This, too, I noted a while back, but will likely treat a little differently. I write so much I can’t remember what exactly I wrote where.
It seems to me that the constant search for various sorts of emotion–one might almost refer to such people as experience collectors–is an orienting gestalt, or what I have termed a meaning system. It is a way of answering the question: what should I do today and why? Your answer: seek out new experiences and emotions, since that is the point of life.
The problem with this way of living is that often the best emotions come unbidden, when we are trying to do something else entirely. It takes a lot of skill to properly consume experience–to feel the feelings you think you are supposed to be feeling, and which in my estimation most people don’t–and so you get yourself to some experience that should be exhilirating, and it doesn’t measure up. Very little in life can measure up to, as Paul Simon put it in Kodachrome, “our sweet imagination”.
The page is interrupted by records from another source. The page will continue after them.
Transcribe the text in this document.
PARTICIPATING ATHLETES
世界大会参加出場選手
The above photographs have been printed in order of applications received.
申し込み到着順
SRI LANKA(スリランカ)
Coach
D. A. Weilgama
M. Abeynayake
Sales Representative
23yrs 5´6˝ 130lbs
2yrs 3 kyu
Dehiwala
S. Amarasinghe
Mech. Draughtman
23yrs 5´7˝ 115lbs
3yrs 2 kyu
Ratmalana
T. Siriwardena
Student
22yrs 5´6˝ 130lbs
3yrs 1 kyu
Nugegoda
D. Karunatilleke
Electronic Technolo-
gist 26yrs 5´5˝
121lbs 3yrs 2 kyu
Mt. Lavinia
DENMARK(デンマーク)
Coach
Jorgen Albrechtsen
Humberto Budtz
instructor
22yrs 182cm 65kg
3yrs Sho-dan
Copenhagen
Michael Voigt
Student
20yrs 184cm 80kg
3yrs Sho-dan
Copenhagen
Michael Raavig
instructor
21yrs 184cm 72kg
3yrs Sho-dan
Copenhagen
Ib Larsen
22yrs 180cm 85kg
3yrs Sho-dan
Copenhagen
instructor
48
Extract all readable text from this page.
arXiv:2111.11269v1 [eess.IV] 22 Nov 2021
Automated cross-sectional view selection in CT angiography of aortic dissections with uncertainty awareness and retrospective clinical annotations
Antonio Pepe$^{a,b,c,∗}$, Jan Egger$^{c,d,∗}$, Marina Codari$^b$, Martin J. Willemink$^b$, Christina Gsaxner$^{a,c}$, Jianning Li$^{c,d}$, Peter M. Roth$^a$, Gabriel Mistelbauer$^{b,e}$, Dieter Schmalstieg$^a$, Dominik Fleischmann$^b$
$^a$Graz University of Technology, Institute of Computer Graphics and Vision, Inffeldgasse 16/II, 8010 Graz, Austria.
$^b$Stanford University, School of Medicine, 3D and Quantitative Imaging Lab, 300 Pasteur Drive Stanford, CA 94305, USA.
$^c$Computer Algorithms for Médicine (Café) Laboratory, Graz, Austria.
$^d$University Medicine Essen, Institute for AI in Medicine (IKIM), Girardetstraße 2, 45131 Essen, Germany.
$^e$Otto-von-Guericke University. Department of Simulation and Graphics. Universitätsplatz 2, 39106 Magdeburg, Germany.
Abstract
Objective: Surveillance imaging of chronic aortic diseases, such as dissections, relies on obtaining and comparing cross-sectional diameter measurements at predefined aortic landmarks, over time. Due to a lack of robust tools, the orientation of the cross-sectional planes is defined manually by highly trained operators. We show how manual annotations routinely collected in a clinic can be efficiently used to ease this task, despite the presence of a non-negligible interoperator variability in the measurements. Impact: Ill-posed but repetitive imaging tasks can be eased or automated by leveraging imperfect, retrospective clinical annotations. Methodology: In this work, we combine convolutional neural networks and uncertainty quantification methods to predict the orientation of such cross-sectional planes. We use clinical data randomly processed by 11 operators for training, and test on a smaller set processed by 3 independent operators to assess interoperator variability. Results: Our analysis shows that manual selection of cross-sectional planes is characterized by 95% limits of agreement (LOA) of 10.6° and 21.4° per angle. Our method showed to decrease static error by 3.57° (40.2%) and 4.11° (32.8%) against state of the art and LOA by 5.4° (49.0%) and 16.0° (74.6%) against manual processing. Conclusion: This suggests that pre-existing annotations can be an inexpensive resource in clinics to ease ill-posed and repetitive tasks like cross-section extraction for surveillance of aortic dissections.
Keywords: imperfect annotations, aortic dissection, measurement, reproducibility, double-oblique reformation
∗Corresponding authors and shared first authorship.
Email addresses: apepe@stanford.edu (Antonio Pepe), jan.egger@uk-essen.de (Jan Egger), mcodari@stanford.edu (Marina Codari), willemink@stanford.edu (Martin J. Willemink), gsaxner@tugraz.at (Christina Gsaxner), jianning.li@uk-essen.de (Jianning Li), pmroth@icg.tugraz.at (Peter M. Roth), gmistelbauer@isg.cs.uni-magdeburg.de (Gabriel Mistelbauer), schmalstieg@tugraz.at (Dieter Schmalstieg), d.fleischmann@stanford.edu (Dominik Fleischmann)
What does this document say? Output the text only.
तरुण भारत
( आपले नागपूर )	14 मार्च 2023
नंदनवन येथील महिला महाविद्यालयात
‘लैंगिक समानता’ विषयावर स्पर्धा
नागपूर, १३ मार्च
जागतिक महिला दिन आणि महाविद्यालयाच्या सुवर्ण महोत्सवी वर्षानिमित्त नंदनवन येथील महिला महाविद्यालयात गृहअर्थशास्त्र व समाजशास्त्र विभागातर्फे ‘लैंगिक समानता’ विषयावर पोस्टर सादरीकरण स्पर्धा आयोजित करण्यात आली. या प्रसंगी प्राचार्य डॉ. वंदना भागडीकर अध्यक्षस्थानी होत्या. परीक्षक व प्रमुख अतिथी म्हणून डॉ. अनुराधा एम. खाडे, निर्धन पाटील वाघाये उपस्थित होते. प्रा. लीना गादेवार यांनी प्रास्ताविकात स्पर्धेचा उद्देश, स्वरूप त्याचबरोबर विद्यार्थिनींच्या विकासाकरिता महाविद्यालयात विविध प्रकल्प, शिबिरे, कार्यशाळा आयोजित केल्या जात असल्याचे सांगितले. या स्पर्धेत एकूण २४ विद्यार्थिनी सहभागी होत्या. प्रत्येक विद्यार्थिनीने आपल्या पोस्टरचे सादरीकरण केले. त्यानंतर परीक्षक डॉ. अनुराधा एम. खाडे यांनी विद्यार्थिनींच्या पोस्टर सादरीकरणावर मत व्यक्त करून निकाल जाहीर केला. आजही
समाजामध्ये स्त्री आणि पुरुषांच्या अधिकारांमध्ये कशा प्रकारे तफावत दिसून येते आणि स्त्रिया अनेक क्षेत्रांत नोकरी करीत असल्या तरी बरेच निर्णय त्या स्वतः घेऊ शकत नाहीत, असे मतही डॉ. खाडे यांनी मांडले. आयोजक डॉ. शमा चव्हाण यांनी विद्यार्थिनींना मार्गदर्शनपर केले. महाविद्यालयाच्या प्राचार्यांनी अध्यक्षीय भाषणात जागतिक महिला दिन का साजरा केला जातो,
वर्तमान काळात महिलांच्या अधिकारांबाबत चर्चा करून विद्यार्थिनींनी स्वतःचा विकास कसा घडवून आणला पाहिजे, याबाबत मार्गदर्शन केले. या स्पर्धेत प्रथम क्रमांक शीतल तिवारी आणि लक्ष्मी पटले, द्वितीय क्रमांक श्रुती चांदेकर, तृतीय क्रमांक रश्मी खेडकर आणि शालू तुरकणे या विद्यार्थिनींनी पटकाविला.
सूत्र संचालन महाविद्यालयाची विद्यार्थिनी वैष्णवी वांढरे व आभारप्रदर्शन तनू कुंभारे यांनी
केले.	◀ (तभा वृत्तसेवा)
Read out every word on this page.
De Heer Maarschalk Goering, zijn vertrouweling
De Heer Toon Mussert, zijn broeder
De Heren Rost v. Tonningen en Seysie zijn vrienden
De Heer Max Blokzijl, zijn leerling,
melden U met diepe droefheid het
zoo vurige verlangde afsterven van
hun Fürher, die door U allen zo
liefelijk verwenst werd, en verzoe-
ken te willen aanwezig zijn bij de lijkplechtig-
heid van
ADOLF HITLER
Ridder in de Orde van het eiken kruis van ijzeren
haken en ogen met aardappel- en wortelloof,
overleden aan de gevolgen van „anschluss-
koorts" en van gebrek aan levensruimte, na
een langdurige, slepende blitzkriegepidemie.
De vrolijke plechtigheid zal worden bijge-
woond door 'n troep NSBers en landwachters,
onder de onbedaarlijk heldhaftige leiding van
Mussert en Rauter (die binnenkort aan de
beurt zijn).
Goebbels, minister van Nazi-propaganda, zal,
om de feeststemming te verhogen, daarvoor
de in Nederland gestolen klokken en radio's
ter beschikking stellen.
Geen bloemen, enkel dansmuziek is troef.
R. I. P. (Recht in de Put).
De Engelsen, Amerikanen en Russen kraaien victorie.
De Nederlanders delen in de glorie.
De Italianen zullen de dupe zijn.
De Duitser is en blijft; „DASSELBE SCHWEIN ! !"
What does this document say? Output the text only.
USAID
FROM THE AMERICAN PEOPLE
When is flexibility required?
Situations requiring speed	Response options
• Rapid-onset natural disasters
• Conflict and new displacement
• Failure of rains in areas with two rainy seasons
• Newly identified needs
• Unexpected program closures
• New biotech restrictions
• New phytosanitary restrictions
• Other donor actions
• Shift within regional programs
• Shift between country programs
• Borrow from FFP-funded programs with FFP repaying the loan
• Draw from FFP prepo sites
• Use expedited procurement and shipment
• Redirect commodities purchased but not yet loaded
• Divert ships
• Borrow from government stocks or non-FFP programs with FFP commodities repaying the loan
Moreover, this is not really a principle that can guide your life, particularly in conditions of conflict. If feeling is what you want, then is the feeling of comfort and safety not preferable to strenuous exertion and danger, at least if choosing the latter implies a moral decision, as in participating in war? At what point do you fight, and why? Because it feels good? There was a soldier portrayed in the Russian movie Company 9 who talked about the value of war. He was killed. Was his death meaningful? The war was lost.
In my view, you have to have principles with some actual content–which as I say often necessarily includes the integrity to regularly compare stated aims with actual results–or you will wind up lost and unhappy.